Virb — Community Reloaded

Virb bietet eine Plattform, die wohl kaum an Flexibilität zu überbieten ist. Das Netzwerk ist eine Mischung aus Blogging-Service, Social Community, Lifestream und Business-Plattform. Hinter den Kulissen des Universums stecken acht Köpfe, die an unterschiedlichen Orten in den USA leben und arbeiten, unter anderem in New York und L.A. Sowohl Fotografen, Designer, Blogger, Musiker als auch Unternehmen und Organisationen nutzen Virb entweder als Portfolio, Blog, Lifestream, zur Vernetzung mit anderen Kreativen oder zur Inspiration. Virb wird gern als das schöne MySpace beschrieben, aber es ist viel mehr als das.
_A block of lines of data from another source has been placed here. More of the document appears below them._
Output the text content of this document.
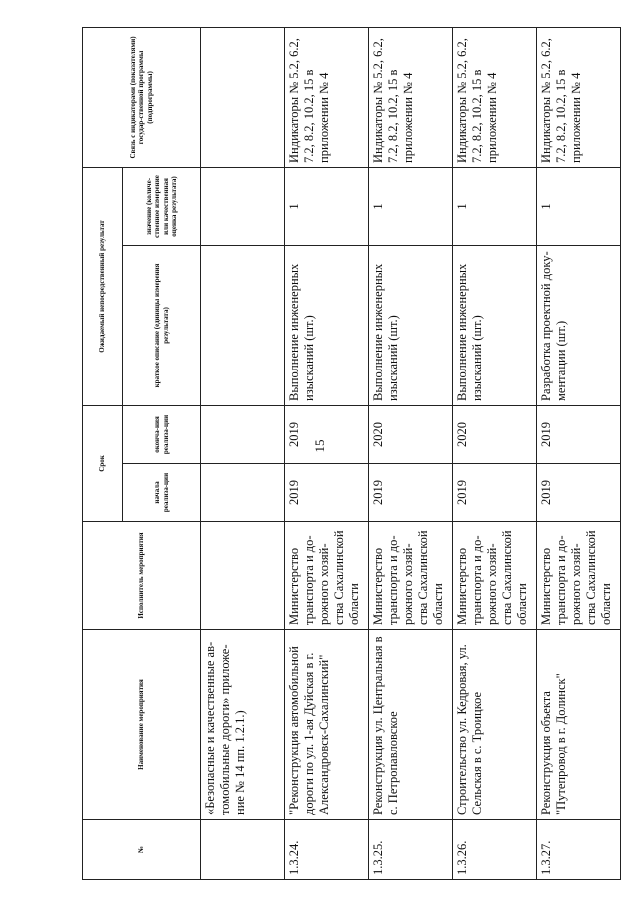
15
№	Наименование мероприятия	Исполнитель мероприятия	Срок		Ожидаемый непосредственный результат		Связь с индикаторами (показателями) государ-ственной программы (подпрограммы)
			начала реализа-ции	оконча-ния реализа-ции	краткое описание (единицы измерения результата)	значение (количе-ственное измерение или качественная оценка результата)	
	«Безопасные и качественные ав-томобильные дороги» приложе-ние № 14 пп. 1.2.1.)						
1.3.24.	"Реконструкция автомобильной дороги по ул. 1-ая Дуйская в г. Александровск-Сахалинский"	Министерство транспорта и до-рожного хозяй-ства Сахалинской области	2019	2019	Выполнение инженерных изысканий (шт.)	1	Индикаторы № 5.2, 6.2, 7.2, 8.2, 10.2, 15 в приложении № 4
1.3.25.	Реконструкция ул. Центральная в с. Петропавловское	Министерство транспорта и до-рожного хозяй-ства Сахалинской области	2019	2020	Выполнение инженерных изысканий (шт.)	1	Индикаторы № 5.2, 6.2, 7.2, 8.2, 10.2, 15 в приложении № 4
1.3.26.	Строительство ул. Кедровая, ул. Сельская в с. Троицкое	Министерство транспорта и до-рожного хозяй-ства Сахалинской области	2019	2020	Выполнение инженерных изысканий (шт.)	1	Индикаторы № 5.2, 6.2, 7.2, 8.2, 10.2, 15 в приложении № 4
1.3.27.	Реконструкция объекта "Путепровод в г. Долинск"	Министерство транспорта и до-рожного хозяй-ства Сахалинской области	2019	2019	Разработка проектной доку-ментации (шт.)	1	Индикаторы № 5.2, 6.2, 7.2, 8.2, 10.2, 15 в приложении № 4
Wer sich bei Virb anmeldet, muss sich vorab für einen der vier verschiedenen „Profile Types“ entscheiden:
- Personal: Empfohlen für User, die ein persönliches Profil oder eine Art Tumblelog erstellen möchten.
- Audio: Praktisch für Musiker, Labels, Schauspieler oder Podcaster.
- Portfolio: Geeignet für Fotografen, Filmschaffende, Blogger oder Designer.
- Other: Unternehmen, Marken, Produkte oder Organisationen sind mit diesem Profil gut bedient.

Das „Hub“ ist die Kommandozentrale, in der man seine Aktivitäten und Profileinstellungen steuert. Es braucht ein bisschen Zeit, bis man sich mit den vielen Funktionen vertraut gemacht hat. Ein wichtiges Feature ist der „+“-Button, über den man der Community neue Inhalte beisteuert. Wie man es von Tumblr kennt, hat man die Möglichkeit, zwischen verschiedenen Inhaltsformen auszuwählen: Foto, Video, Text, Link, Quote, Audio, sowie Status oder auch Group. Tumblr-typisch ist außerdem das Feature „Like“, gekennzeichnet mit einem Herzen, über das man Beiträge anderer User in seine Favoriten aufnimmt.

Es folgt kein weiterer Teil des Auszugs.